Résorption de l’ancienne décharge de l’Anse Charpentier à Sainte-Marie.
Le préfet de la Martinique, l’Office national des forêts (ONF) et la mairie de Sainte-Marie informent de la fermeture partielle de l’accès à l’ancienne décharge littorale de l’Anse Charpentier par arrêté municipal n° 641/2026 à partir du 6 juillet 2026 dans le cadre de sa résorption.
La zone proscrite au public correspond à l’emprise d’une ancienne décharge et
l’interdiction est maintenue pour la durée des travaux et jusqu’à nouvel ordre.
L’autorisation de stationnement reste maintenue sur le parking avec la possibilité de longer le site à pied en direction du nord-ouest.
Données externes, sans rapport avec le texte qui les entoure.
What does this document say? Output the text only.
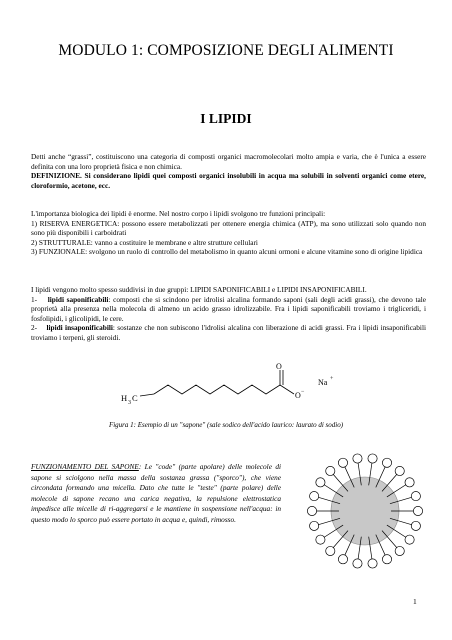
MODULO 1: COMPOSIZIONE DEGLI ALIMENTI
I LIPIDI

Detti anche “grassi”, costituiscono una categoria di composti organici macromolecolari molto ampia e varia, che è l'unica a essere definita con una loro proprietà fisica e non chimica.

DEFINIZIONE. Si considerano lipidi quei composti organici insolubili in acqua ma solubili in solventi organici come etere, cloroformio, acetone, ecc.

L'importanza biologica dei lipidi è enorme. Nel nostro corpo i lipidi svolgono tre funzioni principali:

1) RISERVA ENERGETICA: possono essere metabolizzati per ottenere energia chimica (ATP), ma sono utilizzati solo quando non sono più disponibili i carboidrati

2) STRUTTURALE: vanno a costituire le membrane e altre strutture cellulari

3) FUNZIONALE: svolgono un ruolo di controllo del metabolismo in quanto alcuni ormoni e alcune vitamine sono di origine lipidica

I lipidi vengono molto spesso suddivisi in due gruppi: LIPIDI SAPONIFICABILI e LIPIDI INSAPONIFICABILI.

1- lipidi saponificabili: composti che si scindono per idrolisi alcalina formando saponi (sali degli acidi grassi), che devono tale proprietà alla presenza nella molecola di almeno un acido grasso idrolizzabile. Fra i lipidi saponificabili troviamo i trigliceridi, i fosfolipidi, i glicolipidi, le cere.

2- lipidi insaponificabili: sostanze che non subiscono l'idrolisi alcalina con liberazione di acidi grassi. Fra i lipidi insaponificabili troviamo i terpeni, gli steroidi.

O
O −
Na +
H 3 C
Figura 1: Esempio di un "sapone" (sale sodico dell'acido laurico: laurato di sodio)
FUNZIONAMENTO DEL SAPONE: Le "code" (parte apolare) delle molecole di sapone si sciolgono nella massa della sostanza grassa ("sporco"), che viene circondata formando una micella. Dato che tutte le "teste" (parte polare) delle molecole di sapone recano una carica negativa, la repulsione elettrostatica impedisce alle micelle di ri-aggregarsi e le mantiene in sospensione nell'acqua: in questo modo lo sporco può essere portato in acqua e, quindi, rimosso.
1
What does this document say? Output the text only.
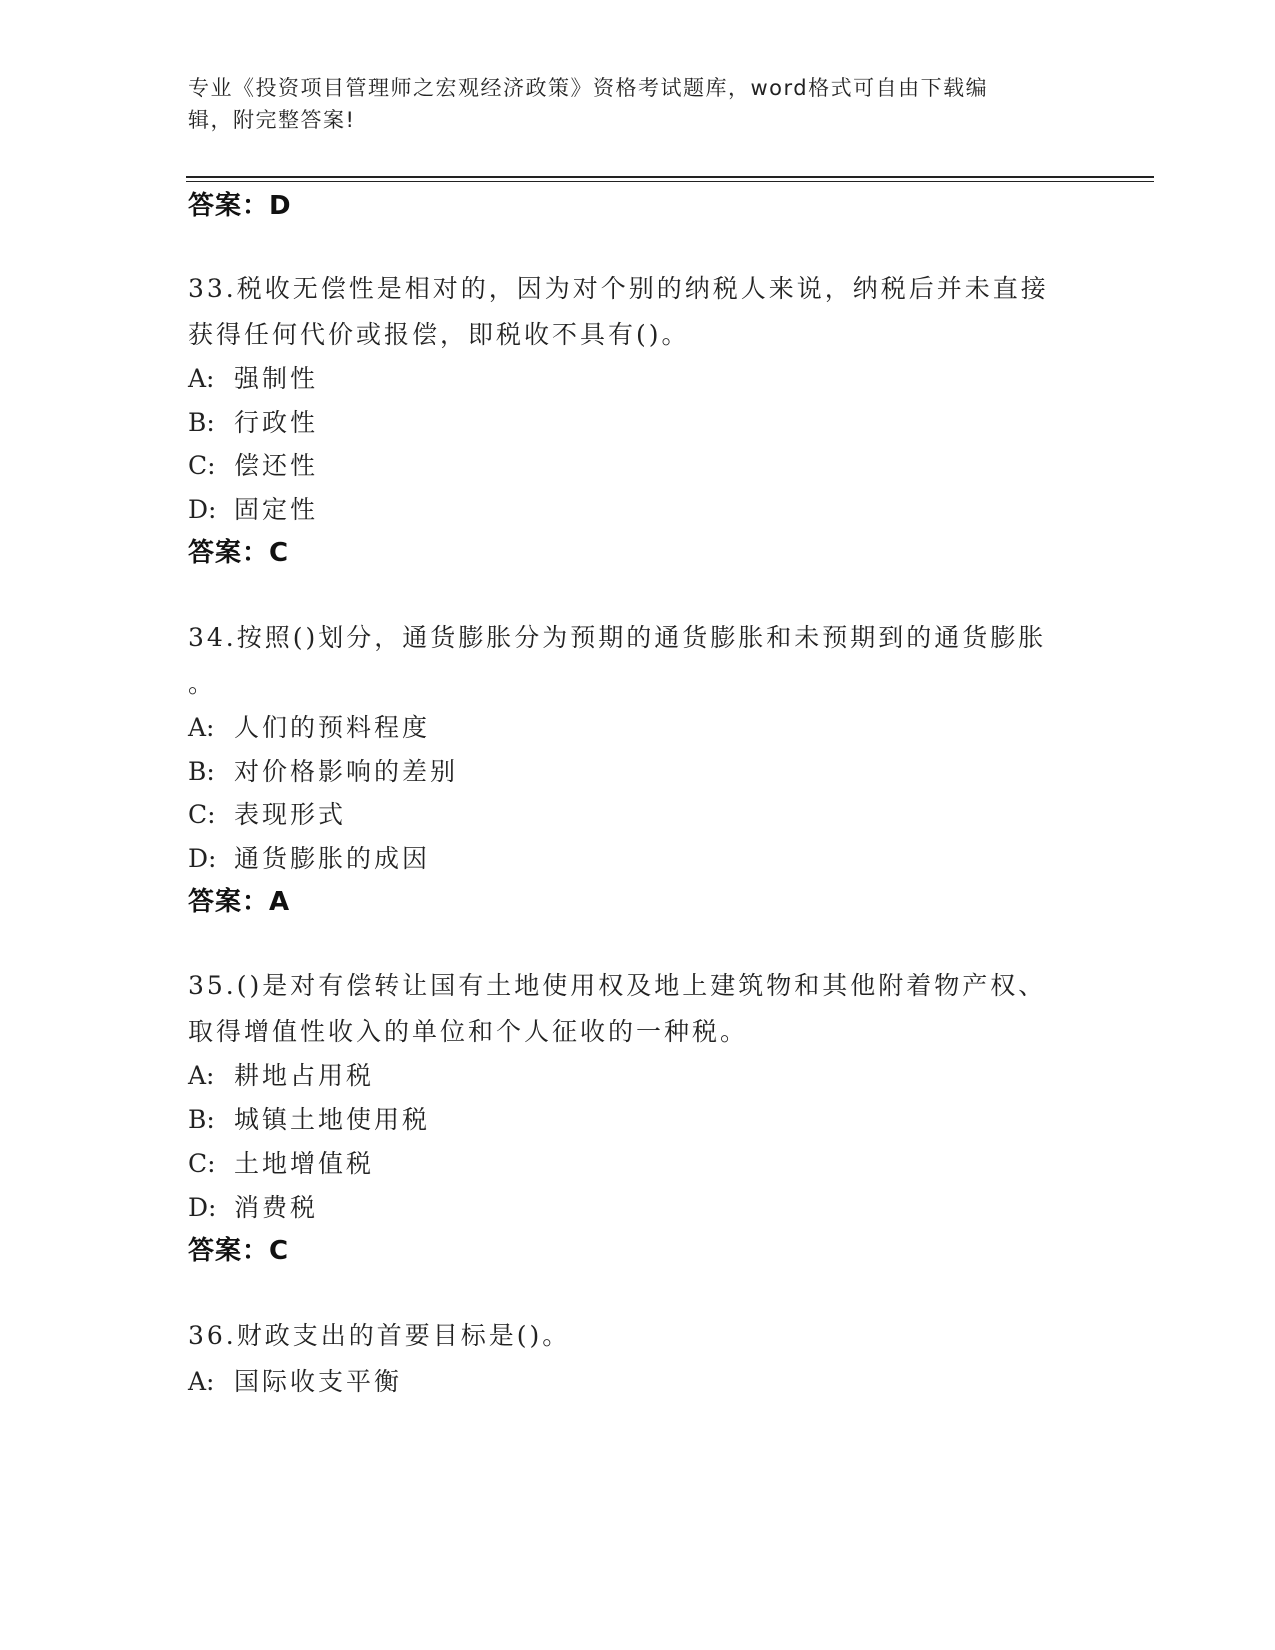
专业《投资项目管理师之宏观经济政策》资格考试题库，word格式可自由下载编
辑，附完整答案!
答案：D
33.税收无偿性是相对的，因为对个别的纳税人来说，纳税后并未直接
获得任何代价或报偿，即税收不具有()。
A: 强制性
B: 行政性
C: 偿还性
D: 固定性
答案：C
34.按照()划分，通货膨胀分为预期的通货膨胀和未预期到的通货膨胀
。
A: 人们的预料程度
B: 对价格影响的差别
C: 表现形式
D: 通货膨胀的成因
答案：A
35.()是对有偿转让国有土地使用权及地上建筑物和其他附着物产权、
取得增值性收入的单位和个人征收的一种税。
A: 耕地占用税
B: 城镇土地使用税
C: 土地增值税
D: 消费税
答案：C
36.财政支出的首要目标是()。
A: 国际收支平衡
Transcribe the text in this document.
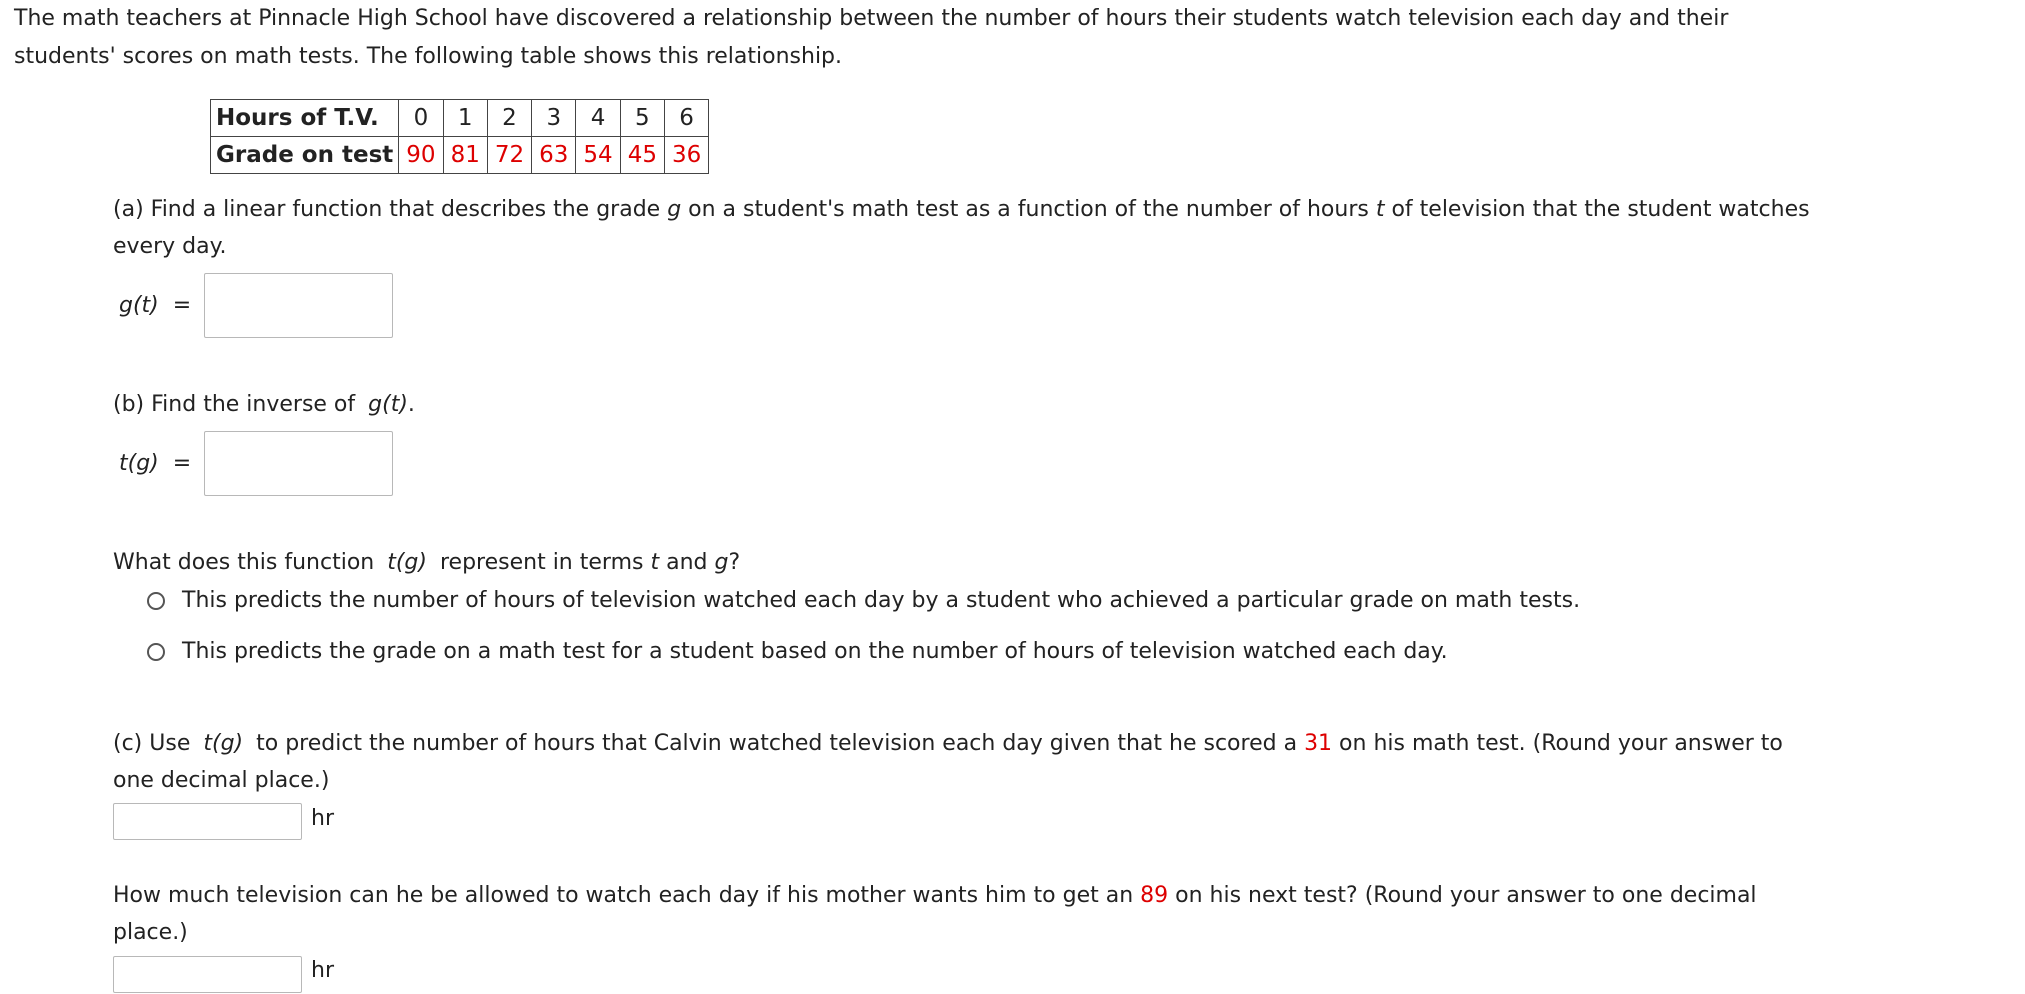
The math teachers at Pinnacle High School have discovered a relationship between the number of hours their students watch television each day and their
students' scores on math tests. The following table shows this relationship.
Hours of T.V.	0	1	2	3	4	5	6
Grade on test	90	81	72	63	54	45	36
(a) Find a linear function that describes the grade g on a student's math test as a function of the number of hours t of television that the student watches
every day.
g(t) =
(b) Find the inverse of g(t).
t(g) =
What does this function t(g) represent in terms t and g?
This predicts the number of hours of television watched each day by a student who achieved a particular grade on math tests.
This predicts the grade on a math test for a student based on the number of hours of television watched each day.
(c) Use t(g) to predict the number of hours that Calvin watched television each day given that he scored a 31 on his math test. (Round your answer to
one decimal place.)
hr
How much television can he be allowed to watch each day if his mother wants him to get an 89 on his next test? (Round your answer to one decimal
place.)
hr
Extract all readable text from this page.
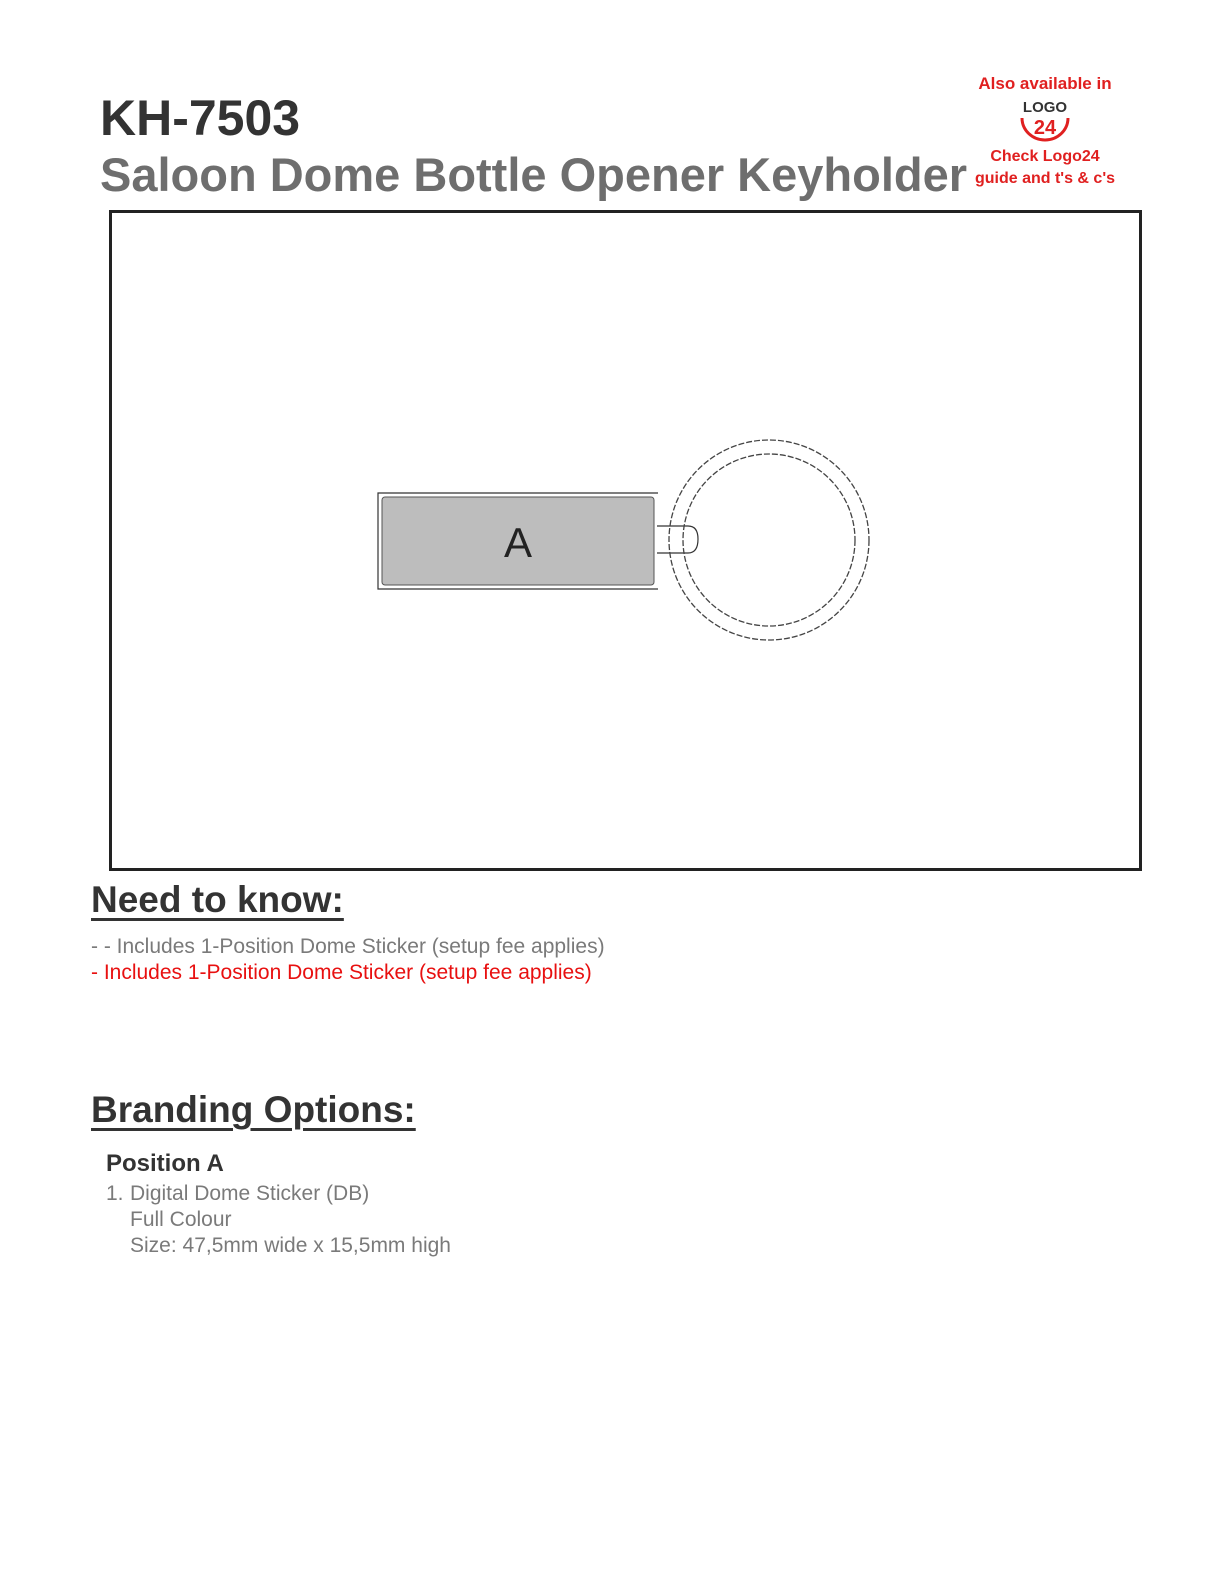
KH-7503
Saloon Dome Bottle Opener Keyholder
Also available in
LOGO
24
Check Logo24
guide and t's & c's
A
Need to know:
- - Includes 1-Position Dome Sticker (setup fee applies)
- Includes 1-Position Dome Sticker (setup fee applies)
Branding Options:
Position A
1. Digital Dome Sticker (DB)
Full Colour
Size: 47,5mm wide x 15,5mm high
Néanmoins, la capture de crabes, la pêche, le ramassage de déchets sur le littoral, et le
ramassage ou la manipulation de la terre, y compris par les animaux de compagnie, sont interdits.
Ce chantier majeur s’inscrit dans le cadre du Plan National de résorption des décharges
littorales historiques porté et financé par l’Etat via l’Agence de la Transition Ecologique
(ADEME Martinique).
Une enveloppe de 448 000 euros est consacrée à la phase d’études et de diagnostics en cours.
C’est lors du One Ocean Summit à Brest en 2022 que le président de la République,
Emmanuel Macron, a pris l’engagement de résorber, en dix ans, les décharges littorales
françaises présentant, à court terme, un risque de déversement en mer.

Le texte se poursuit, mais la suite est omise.